A rise in misinformation during COVID-19—such as inaccurate health advice as well as disinformation, including deceptive propaganda—has further compounded already-present vaccine hesitancy. For example, as the pandemic surged in Afghanistan—a country whose health system has already been weakened by decades of instability—misinformation circulated among IRC beneficiaries claiming that Muslims were immune to the virus, that closure of madrassas and mosques would further spread COVID-19, and those even suspected of having the virus would be injected with poison in hospital facilities.
This challenge is not unique to COVID-19. During the peak of the Ebola outbreak, communities were largely kept in the dark with minimal access to information about the disease, prevention, or treatment. Coupled with existing mistrust of the government and institutions including the United Nations—misinformation was rampant and allowed the disease to spread further.

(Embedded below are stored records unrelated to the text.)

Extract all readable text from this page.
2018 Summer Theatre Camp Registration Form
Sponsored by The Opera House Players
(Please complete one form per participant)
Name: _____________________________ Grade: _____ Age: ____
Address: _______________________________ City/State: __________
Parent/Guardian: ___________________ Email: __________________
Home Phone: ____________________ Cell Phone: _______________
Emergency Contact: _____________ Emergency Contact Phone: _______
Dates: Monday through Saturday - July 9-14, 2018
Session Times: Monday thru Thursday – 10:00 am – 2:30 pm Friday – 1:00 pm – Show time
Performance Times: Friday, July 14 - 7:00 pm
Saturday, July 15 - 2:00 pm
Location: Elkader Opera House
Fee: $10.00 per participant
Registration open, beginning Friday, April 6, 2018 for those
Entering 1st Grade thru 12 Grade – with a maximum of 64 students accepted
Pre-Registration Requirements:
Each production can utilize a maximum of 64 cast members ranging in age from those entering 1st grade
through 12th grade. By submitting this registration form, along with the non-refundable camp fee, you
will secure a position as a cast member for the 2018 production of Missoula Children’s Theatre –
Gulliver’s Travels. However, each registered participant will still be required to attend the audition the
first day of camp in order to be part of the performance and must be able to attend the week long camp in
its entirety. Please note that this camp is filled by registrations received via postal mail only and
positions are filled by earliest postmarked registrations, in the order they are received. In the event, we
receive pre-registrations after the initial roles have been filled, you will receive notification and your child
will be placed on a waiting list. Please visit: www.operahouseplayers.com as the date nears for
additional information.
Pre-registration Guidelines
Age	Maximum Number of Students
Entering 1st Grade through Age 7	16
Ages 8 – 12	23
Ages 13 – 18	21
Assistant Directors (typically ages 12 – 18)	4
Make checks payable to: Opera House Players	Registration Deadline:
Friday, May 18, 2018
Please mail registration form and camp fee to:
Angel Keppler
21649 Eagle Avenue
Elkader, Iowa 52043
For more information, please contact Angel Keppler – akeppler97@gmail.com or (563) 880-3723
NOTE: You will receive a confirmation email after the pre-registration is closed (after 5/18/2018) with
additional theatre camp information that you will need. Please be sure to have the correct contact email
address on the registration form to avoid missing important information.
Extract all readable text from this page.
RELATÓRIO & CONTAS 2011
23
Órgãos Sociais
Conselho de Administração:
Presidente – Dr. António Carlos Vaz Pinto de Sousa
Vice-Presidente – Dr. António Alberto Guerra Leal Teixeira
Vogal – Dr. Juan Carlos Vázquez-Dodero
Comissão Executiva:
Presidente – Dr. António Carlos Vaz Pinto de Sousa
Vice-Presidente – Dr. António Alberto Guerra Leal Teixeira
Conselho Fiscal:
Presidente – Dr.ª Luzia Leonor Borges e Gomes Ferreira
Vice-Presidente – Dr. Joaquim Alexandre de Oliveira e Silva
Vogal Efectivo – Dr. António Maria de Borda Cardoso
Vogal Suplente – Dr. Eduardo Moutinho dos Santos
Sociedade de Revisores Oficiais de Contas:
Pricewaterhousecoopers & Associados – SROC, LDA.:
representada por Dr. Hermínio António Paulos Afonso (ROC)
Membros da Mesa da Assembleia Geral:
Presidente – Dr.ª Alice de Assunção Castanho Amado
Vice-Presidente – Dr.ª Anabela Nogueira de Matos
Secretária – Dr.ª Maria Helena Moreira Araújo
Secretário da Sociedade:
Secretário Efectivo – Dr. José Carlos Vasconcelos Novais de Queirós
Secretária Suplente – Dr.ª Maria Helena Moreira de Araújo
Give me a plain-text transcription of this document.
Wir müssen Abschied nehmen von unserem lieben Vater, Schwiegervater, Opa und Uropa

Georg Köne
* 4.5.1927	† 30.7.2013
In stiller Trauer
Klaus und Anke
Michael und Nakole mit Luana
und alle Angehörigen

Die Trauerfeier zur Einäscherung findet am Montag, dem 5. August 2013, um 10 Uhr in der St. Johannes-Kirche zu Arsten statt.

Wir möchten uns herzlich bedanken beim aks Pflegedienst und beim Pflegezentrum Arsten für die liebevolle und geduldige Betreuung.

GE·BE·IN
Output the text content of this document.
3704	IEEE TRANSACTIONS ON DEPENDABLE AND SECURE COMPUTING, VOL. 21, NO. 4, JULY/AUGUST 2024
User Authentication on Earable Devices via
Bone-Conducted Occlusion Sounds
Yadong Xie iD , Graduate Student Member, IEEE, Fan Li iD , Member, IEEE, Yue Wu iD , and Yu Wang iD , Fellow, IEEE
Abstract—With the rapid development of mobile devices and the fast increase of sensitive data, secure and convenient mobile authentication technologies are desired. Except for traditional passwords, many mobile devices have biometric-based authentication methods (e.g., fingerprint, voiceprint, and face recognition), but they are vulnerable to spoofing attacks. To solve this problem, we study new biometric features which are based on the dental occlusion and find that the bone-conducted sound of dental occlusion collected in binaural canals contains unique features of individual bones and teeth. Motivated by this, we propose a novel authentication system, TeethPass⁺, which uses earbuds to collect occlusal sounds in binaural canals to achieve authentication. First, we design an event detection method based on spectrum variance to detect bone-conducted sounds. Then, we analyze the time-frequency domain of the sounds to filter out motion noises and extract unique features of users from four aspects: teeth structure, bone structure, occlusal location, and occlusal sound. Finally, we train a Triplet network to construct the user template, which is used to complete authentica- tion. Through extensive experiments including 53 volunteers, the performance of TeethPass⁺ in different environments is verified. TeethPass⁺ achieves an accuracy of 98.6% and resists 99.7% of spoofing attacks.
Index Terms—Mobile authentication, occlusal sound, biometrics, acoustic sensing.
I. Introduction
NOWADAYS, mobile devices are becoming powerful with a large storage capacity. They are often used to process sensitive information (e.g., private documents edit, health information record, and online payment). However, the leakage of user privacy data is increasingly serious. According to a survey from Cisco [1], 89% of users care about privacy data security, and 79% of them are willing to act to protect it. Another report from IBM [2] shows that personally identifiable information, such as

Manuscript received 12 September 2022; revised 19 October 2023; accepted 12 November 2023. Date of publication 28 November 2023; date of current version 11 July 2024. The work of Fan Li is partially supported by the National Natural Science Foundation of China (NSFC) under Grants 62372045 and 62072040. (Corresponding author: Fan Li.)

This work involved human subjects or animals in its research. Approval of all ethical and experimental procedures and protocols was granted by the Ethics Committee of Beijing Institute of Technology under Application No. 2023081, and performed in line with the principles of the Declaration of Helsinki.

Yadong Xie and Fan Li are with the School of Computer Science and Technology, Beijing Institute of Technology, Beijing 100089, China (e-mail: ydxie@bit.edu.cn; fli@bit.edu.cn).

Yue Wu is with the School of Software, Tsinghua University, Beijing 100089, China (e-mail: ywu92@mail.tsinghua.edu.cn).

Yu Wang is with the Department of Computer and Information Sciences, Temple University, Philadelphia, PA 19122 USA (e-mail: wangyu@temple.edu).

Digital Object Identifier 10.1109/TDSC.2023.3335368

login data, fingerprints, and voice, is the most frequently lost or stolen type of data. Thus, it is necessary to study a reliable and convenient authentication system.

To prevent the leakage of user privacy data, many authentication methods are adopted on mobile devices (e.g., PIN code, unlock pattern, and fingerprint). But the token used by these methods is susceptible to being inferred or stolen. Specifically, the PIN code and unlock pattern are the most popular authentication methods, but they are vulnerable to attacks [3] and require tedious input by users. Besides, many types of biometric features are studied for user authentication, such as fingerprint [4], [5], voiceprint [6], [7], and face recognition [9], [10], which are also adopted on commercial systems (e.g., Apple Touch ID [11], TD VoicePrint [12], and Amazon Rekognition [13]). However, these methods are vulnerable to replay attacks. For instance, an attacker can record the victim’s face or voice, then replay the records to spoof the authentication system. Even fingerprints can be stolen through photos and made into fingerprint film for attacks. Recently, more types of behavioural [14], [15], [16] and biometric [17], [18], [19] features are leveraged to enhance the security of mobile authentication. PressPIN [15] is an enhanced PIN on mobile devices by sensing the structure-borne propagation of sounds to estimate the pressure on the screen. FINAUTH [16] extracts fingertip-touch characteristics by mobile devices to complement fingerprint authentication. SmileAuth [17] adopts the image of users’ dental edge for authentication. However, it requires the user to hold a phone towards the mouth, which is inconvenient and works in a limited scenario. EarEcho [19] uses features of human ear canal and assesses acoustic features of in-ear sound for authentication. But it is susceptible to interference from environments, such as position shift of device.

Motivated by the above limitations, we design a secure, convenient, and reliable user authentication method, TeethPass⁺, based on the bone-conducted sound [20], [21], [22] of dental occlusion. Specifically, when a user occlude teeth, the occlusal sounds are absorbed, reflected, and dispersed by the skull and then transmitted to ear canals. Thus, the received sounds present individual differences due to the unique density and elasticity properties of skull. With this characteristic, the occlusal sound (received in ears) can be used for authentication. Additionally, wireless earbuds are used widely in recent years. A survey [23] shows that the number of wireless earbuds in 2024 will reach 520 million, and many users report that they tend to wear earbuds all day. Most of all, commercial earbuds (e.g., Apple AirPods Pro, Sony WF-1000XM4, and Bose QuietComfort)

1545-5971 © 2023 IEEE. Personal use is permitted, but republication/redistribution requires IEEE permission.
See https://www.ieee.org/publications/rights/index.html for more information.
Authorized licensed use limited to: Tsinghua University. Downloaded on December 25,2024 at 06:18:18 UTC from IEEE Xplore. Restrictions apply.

A recent poll in six African countries suggests 62% of people would choose to receive a COVID-19 vaccine, which would not be enough for population immunity, while a social media survey found that 79% of participants in Lebanon have hesitancy toward a COVID-19 vaccine. Distrust in government and health officials is one of the primary reasons for this. In places such as Syria, Yemen, and Somalia, a lack of trust in officials has been a particular challenge in disseminating public health information about COVID-19, while within the United States, a December survey found that 40% of Black people are unwilling to get vaccinated due to distrust of the medical system.
Based on the International Rescue Committee’s (IRC) experience and expertise working to combat infectious diseases within conflict and crisis-affected countries, we know that if information is scientifically accurate, but not adapted for local contexts, people are less likely to trust it and may look for answers elsewhere.
As many people will not have wide-spread access to COVID-19 vaccines this year, these months are crucial to begin building trust, engaging communities, and increasing both knowledge and acceptance of the vaccine so that once doses do arrive, a successful rollout can occur.